When I interviewed the Strike Force commander, special teams coordinator Dick Tomey, after the Colorado win, he was quick to point out a bunch of mistakes, several of them having to do with alignment and assignment. I noted his concerns in a column, but only in passing. Whatever errors were made were overshadowed by the winning performances, and would surely be shored up quickly.
BACK THEN, who expected venial sins would fester and grow into major problems for the Warriors, who are now 3-3, including two losses in road games they were favored to win? Two very bad turnovers in the return game and allowing six blocked kicks? You don’t need me to tell you that’s way too many special teams miscues for even a full season.

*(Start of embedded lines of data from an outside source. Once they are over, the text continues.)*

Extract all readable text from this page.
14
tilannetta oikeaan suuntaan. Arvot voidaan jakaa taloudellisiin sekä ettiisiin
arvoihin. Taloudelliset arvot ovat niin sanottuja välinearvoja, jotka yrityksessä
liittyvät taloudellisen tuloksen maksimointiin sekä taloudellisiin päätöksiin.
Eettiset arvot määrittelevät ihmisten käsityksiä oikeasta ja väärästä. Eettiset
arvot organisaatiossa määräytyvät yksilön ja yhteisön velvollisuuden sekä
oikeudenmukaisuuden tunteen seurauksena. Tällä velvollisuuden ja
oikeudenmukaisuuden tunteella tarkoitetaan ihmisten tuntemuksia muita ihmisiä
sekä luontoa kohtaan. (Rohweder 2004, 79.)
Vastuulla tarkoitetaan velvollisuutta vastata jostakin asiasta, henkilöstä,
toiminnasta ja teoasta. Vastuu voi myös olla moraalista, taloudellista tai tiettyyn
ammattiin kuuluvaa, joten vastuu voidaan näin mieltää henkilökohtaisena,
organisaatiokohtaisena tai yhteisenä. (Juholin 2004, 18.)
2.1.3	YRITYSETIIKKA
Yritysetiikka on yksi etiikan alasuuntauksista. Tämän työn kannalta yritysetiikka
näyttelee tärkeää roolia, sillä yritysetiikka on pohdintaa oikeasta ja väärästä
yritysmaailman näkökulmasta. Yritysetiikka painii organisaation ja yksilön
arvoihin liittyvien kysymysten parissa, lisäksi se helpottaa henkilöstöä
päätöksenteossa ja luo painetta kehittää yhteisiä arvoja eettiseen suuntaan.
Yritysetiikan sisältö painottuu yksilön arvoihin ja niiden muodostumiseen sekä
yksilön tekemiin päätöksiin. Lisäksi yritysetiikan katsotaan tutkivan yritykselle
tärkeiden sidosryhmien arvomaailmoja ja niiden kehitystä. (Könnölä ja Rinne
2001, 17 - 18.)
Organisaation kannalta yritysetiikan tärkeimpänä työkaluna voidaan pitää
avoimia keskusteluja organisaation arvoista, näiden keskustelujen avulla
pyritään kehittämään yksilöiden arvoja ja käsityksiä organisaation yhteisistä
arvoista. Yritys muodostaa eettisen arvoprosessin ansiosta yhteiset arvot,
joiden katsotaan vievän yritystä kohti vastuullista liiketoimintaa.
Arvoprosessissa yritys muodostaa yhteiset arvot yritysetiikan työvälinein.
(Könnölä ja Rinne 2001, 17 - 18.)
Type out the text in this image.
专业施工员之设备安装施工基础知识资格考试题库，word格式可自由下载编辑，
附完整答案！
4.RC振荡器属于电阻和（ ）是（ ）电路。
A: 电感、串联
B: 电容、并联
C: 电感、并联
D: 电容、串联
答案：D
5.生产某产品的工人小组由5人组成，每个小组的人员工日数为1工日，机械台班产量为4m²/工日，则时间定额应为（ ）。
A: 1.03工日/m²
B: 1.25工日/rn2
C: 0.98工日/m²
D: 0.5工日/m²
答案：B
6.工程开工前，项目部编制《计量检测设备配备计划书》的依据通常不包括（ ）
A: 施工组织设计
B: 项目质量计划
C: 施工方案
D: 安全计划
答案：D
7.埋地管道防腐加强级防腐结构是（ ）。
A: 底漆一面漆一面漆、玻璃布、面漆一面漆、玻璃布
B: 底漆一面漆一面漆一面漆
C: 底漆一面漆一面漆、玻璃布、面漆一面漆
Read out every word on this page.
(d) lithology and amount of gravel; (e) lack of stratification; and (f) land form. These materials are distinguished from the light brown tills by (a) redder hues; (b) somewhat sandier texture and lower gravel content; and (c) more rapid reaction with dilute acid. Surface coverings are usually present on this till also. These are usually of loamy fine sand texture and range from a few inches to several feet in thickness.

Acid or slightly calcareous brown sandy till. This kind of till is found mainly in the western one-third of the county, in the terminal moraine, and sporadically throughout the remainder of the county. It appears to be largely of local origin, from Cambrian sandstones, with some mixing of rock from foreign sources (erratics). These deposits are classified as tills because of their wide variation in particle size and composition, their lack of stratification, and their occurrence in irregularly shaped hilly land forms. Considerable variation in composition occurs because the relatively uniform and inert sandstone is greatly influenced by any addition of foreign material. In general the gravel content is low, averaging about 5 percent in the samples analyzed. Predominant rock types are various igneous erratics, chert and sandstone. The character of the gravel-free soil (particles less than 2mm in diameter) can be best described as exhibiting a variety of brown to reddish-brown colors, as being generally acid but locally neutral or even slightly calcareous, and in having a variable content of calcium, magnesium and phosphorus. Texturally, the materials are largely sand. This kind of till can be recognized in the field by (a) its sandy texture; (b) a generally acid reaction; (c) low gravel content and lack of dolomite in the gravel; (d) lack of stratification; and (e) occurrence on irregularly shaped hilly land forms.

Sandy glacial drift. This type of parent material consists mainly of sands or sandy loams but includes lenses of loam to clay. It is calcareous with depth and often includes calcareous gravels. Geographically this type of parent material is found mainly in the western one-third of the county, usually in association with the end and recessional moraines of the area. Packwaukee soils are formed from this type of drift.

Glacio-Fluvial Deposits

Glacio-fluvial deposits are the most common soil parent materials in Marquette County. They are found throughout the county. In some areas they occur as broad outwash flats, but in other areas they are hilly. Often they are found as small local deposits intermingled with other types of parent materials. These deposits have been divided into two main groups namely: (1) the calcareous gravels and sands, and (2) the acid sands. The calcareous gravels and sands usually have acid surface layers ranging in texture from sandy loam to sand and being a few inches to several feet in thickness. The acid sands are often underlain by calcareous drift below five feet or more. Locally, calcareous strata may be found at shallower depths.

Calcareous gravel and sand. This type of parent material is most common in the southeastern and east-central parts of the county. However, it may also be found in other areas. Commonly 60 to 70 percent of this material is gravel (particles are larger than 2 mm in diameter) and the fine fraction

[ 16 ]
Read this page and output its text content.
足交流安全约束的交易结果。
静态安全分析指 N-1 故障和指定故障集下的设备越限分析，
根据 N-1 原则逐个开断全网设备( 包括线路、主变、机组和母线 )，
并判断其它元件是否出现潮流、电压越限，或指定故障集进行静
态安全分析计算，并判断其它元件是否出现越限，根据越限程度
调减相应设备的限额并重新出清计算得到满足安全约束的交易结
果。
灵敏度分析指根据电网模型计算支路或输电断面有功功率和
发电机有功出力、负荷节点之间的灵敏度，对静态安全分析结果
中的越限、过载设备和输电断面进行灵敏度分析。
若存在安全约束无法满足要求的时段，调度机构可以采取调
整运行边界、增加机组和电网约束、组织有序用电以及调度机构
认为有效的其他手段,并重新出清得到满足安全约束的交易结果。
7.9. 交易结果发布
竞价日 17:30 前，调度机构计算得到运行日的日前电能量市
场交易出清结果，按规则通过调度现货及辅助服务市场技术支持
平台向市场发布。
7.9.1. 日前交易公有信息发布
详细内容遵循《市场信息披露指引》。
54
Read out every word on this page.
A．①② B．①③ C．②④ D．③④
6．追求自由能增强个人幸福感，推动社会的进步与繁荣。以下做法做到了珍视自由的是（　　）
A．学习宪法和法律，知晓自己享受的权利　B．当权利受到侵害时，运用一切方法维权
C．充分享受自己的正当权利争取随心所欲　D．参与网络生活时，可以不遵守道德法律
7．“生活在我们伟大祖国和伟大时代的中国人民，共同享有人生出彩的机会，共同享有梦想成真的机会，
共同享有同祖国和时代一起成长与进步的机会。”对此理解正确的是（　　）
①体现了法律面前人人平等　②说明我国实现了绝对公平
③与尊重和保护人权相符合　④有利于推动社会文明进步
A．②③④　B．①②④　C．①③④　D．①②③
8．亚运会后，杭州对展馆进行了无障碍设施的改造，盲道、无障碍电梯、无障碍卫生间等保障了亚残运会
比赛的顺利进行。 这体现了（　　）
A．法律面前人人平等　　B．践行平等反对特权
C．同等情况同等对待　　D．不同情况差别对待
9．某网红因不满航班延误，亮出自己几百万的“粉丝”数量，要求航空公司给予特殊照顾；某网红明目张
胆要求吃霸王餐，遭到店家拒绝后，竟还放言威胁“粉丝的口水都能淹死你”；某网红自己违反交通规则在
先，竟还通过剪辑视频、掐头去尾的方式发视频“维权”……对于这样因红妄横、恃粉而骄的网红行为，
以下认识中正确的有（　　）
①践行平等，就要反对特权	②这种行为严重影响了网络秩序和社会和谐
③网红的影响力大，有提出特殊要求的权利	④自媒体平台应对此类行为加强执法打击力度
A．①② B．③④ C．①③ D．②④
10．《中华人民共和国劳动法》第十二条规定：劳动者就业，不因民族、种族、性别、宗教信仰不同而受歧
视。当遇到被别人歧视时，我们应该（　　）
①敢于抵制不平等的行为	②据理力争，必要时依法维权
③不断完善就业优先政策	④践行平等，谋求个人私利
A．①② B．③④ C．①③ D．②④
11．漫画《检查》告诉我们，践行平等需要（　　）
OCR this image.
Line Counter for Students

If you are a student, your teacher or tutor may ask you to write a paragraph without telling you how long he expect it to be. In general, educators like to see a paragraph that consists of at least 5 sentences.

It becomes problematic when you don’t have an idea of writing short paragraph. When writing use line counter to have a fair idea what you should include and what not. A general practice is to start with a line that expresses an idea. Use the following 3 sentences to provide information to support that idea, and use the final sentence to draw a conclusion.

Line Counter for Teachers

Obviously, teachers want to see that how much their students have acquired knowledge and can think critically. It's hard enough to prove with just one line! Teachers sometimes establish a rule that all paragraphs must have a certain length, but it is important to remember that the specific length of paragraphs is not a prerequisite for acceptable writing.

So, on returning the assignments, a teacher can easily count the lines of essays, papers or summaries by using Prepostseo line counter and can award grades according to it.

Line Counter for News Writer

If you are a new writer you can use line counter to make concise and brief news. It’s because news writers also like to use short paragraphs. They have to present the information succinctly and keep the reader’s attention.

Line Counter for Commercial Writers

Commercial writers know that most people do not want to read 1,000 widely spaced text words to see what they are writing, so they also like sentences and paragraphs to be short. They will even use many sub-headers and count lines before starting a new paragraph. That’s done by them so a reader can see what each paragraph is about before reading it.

Deficiencies are obvious and embarrassing.
But some of you have made it clear in emails and calls to me that you want piling on anyway. OK, consider Tomey and the special teams called out for improvement — vast improvement, immediately. However, those of you who want him fired are going to have to initiate your own little Occupy Lower Campus thing. Good luck with that.
TOMEY AND his players say it has not been a long week of having to deal with criticism headed into Saturday’s homecoming game against New Mexico State. It was a short week of repairing things.
"During the season they’re all short," Tomey said Thursday. "We have a lot of work to do. Having to fix things is SOP (standard operating procedure). The difference from usual is the stuff we had to fix was very visible.
"Losing that way was devastating. A game like that, they made 100 mistakes and we made 101. They won, so theirs are washed away and ours are magnified."
My own eyes and people whose football knowledge I trust say the problems are related to execution more than scheme. Of course, that doesn’t absolve the coaches, and they’ve publicly shouldered responsibility. The coaches are the ones who choose which players to put on the field and are charged with making sure they’re prepared to perform the assigned tasks. If they fail? Get someone else in there who will succeed.
It all seems pretty simple, and that’s why fans are angry.
The coaches hope they have addressed the problems with personnel changes. Players are committed to improvement without panic.
"It’s something to take serious, but not to dwell on," long snapper Luke Ingram said. "It kills me when the offense goes 50, 60 yards down the field, looks to us to close and we can’t go out and do it.
"Our mind-set hasn’t changed. We’re not discouraged or worried. The confidence is still there, in ourselves and the coaches. As players we have to get the job done. The players make the plays."
There’s still time to fix the leaks. But not much.